Darfur, the western region of Sudan, where about 2.5 million people have been displaced and more than 200,000 have died in three years of conflict, is a test case. But countries have not showed enough will to give up commercial interests in the oil-rich country or to overrule its obstinate government, he said.
"There is more than enough blame to go around," he said, referring to China's and Russia's reluctance to impose sanctions, his own impotence and Khartoum's intransigence.
Annan recently pushed Sudan's President Omar Hassan Ahmed Bashir to accept a U.N. peacekeeping force to protect civilians in Darfur, but Bashir would accept only a U.N.-funded African Union force. Sudan's leaders say that U.N. soldiers are a spearhead for imperialist powers that want to shatter Sudan and arrest its leaders.
Annan warned that if the Sudanese government did not protect its own people or allow international peacekeepers to do it, "then the government will have to be held accountable, both collectively and individually." The International Criminal Court is expected to announce arrest warrants this month for leaders of systematic killings of civilians.
Annan also sharply criticized the United States, without explicitly naming it, for detaining terrorism suspects in secret prisons and thus undermining its moral authority.

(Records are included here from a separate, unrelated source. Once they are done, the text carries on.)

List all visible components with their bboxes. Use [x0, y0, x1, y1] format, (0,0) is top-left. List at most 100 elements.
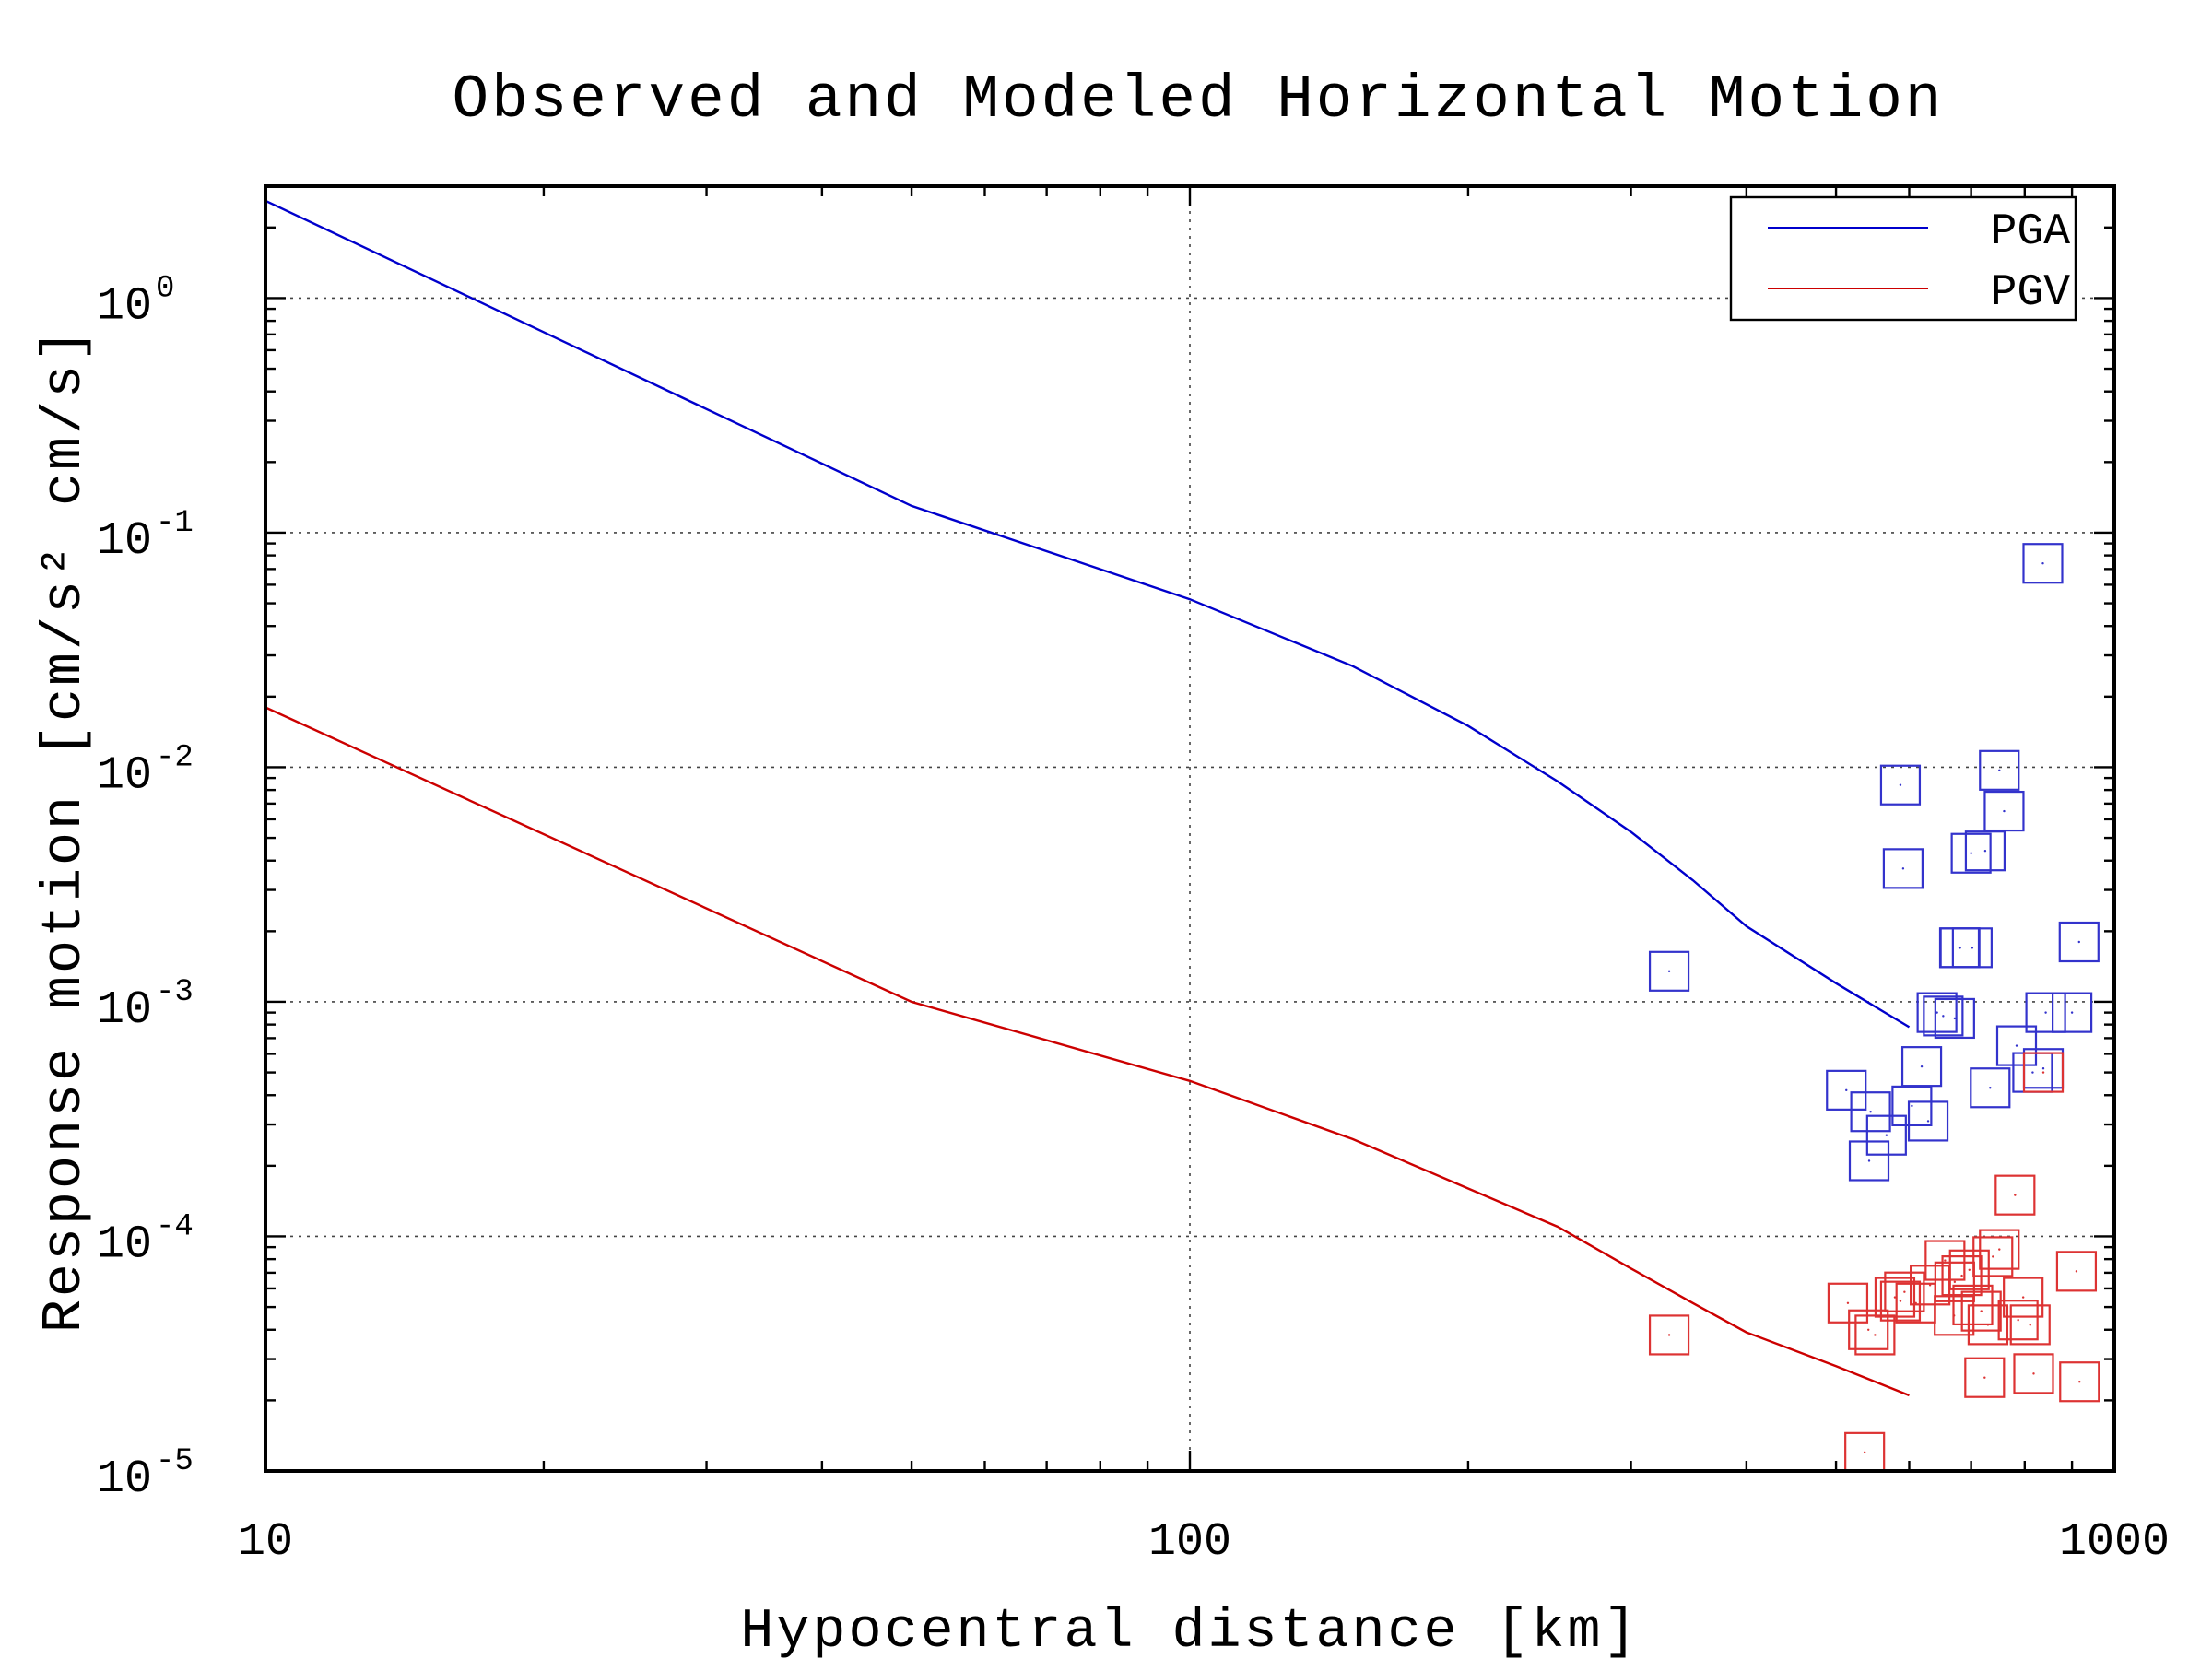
series-markers-pgv-observed: [1648, 1052, 2100, 1473]
data-point-marker: [1934, 1261, 1975, 1302]
data-point-marker: [1934, 997, 1975, 1040]
data-point-center: [1920, 1065, 1924, 1068]
legend-label-pgv: PGV: [1991, 268, 2071, 318]
data-point-center: [2075, 1270, 2078, 1273]
data-point-marker: [1972, 1236, 2014, 1277]
data-point-center: [1893, 1296, 1897, 1299]
data-point-marker: [1907, 1100, 1949, 1142]
data-point-center: [2078, 1381, 2081, 1383]
data-point-marker: [1648, 1314, 1690, 1356]
data-point-center: [2041, 562, 2044, 565]
data-point-marker: [1948, 1249, 1990, 1290]
data-point-marker: [2058, 921, 2100, 963]
chart-title: Observed and Modeled Horizontal Motion: [452, 65, 1944, 135]
data-point-center: [2003, 809, 2006, 813]
data-point-center: [1903, 1290, 1906, 1293]
data-point-center: [2029, 1324, 2031, 1326]
data-point-marker: [1882, 848, 1924, 889]
data-point-center: [2070, 1011, 2074, 1014]
data-point-marker: [1884, 1271, 1925, 1312]
data-point-center: [1989, 1087, 1992, 1089]
data-point-marker: [1827, 1282, 1869, 1324]
data-point-marker: [1848, 1140, 1890, 1182]
data-point-marker: [2003, 1277, 2044, 1318]
data-point-marker: [2022, 1052, 2065, 1093]
data-point-marker: [1964, 830, 2006, 872]
data-point-marker: [1979, 1229, 2020, 1270]
data-point-marker: [1850, 1091, 1891, 1133]
data-point-marker: [1923, 995, 1964, 1037]
y-tick-label: 10 -4: [97, 1209, 194, 1271]
data-point-marker: [1964, 1357, 2006, 1398]
legend: PGA PGV: [1729, 195, 2077, 322]
y-tick-label: 10 -2: [97, 740, 194, 802]
x-tick-label: 100: [1148, 1516, 1231, 1569]
data-point-marker: [1879, 1280, 1922, 1322]
legend-box: [1729, 195, 2077, 322]
data-point-center: [1986, 1324, 1990, 1326]
y-tick-label: 10 -5: [97, 1444, 194, 1506]
data-point-center: [1980, 1310, 1983, 1312]
grid: [265, 186, 2114, 1471]
data-point-marker: [1826, 1069, 1867, 1111]
data-point-center: [1928, 1284, 1932, 1287]
data-point-center: [2017, 1319, 2019, 1322]
data-point-marker: [2055, 1251, 2098, 1292]
data-point-center: [1942, 1015, 1945, 1018]
data-point-marker: [1970, 1067, 2011, 1109]
data-point-center: [1953, 1017, 1957, 1020]
data-point-center: [1998, 769, 2001, 772]
data-point-marker: [1916, 992, 1958, 1033]
data-point-center: [2021, 1296, 2025, 1299]
data-point-center: [2015, 1044, 2018, 1047]
series-markers-pga-observed: [1648, 543, 2100, 1182]
data-point-marker: [2025, 992, 2066, 1033]
data-point-marker: [1950, 832, 1992, 874]
x-tick-label: 1000: [2059, 1516, 2170, 1569]
data-point-marker: [2013, 1353, 2054, 1394]
data-point-center: [1869, 1111, 1872, 1113]
data-point-center: [2041, 1067, 2045, 1070]
data-point-marker: [1891, 1085, 1933, 1127]
data-point-center: [1983, 1376, 1986, 1379]
y-tick-label: 10 0: [97, 271, 174, 333]
series-line-pgv: [265, 706, 1910, 1397]
series-line-pga: [265, 199, 1911, 1029]
data-point-center: [1958, 947, 1961, 949]
data-point-center: [1936, 1011, 1938, 1014]
data-point-center: [2041, 1071, 2045, 1074]
y-tick-label: 10 -1: [97, 506, 194, 568]
data-point-center: [2031, 1071, 2034, 1074]
data-point-marker: [1997, 1300, 2039, 1341]
data-point-center: [1960, 1274, 1963, 1277]
data-point-center: [1998, 1248, 2001, 1251]
data-point-center: [1983, 850, 1987, 853]
data-point-center: [2014, 1194, 2017, 1196]
data-point-marker: [1979, 749, 2020, 791]
data-point-marker: [2052, 992, 2093, 1033]
x-axis-label: Hypocentral distance [km]: [740, 1601, 1639, 1659]
data-point-marker: [2022, 543, 2064, 584]
data-point-center: [1953, 1280, 1957, 1284]
data-point-center: [1970, 852, 1972, 854]
data-point-marker: [1983, 790, 2025, 832]
data-point-marker: [1960, 1290, 2002, 1332]
data-point-center: [1926, 1120, 1930, 1123]
data-point-center: [1874, 1334, 1877, 1336]
data-point-marker: [1951, 927, 1993, 969]
data-point-center: [1968, 1268, 1971, 1271]
plot-series: [265, 199, 2100, 1473]
data-point-center: [1667, 1334, 1671, 1336]
data-point-marker: [1879, 764, 1922, 806]
y-axis-label: Response motion [cm/s² cm/s]: [34, 326, 97, 1333]
data-point-center: [2032, 1372, 2035, 1375]
data-point-marker: [1924, 1240, 1966, 1281]
legend-label-pga: PGA: [1991, 207, 2071, 257]
data-point-marker: [1865, 1114, 1907, 1156]
data-point-center: [1845, 1088, 1848, 1092]
data-point-center: [1846, 1301, 1850, 1304]
data-point-center: [1899, 1300, 1902, 1302]
y-tick-label: 10 -3: [97, 975, 194, 1037]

Nations cannot protect people from terrorism by "themselves violating human rights in the process."
"To do so means abandoning the moral high ground and playing into the hands of terrorists," he said. "That is why secret prisons have no place in our struggle against terrorism."
During his leadership of the U.N., Annan has rarely clashed publicly with the United States. But he drew Washington's wrath by calling the Iraq invasion illegal, urging the U.S. to try to co-opt insurgents rather than alienate them, and refusing to significantly commit U.N. agencies to help rebuild Iraq because of security concerns.
On Friday, he said that it was time for a new strategy on Iraq, and that the U.N. could organize a reconstruction conference for Iraq as it did after the Balkan wars and the invasion of Afghanistan.
The Iraq Study Group interviewed him for the report it released Wednesday, and Annan revealed that the panelists had asked him whether he would lead such a conference.
He said he would leave that question up to Ban Ki-moon, who replaces him Jan. 1 as secretary-general.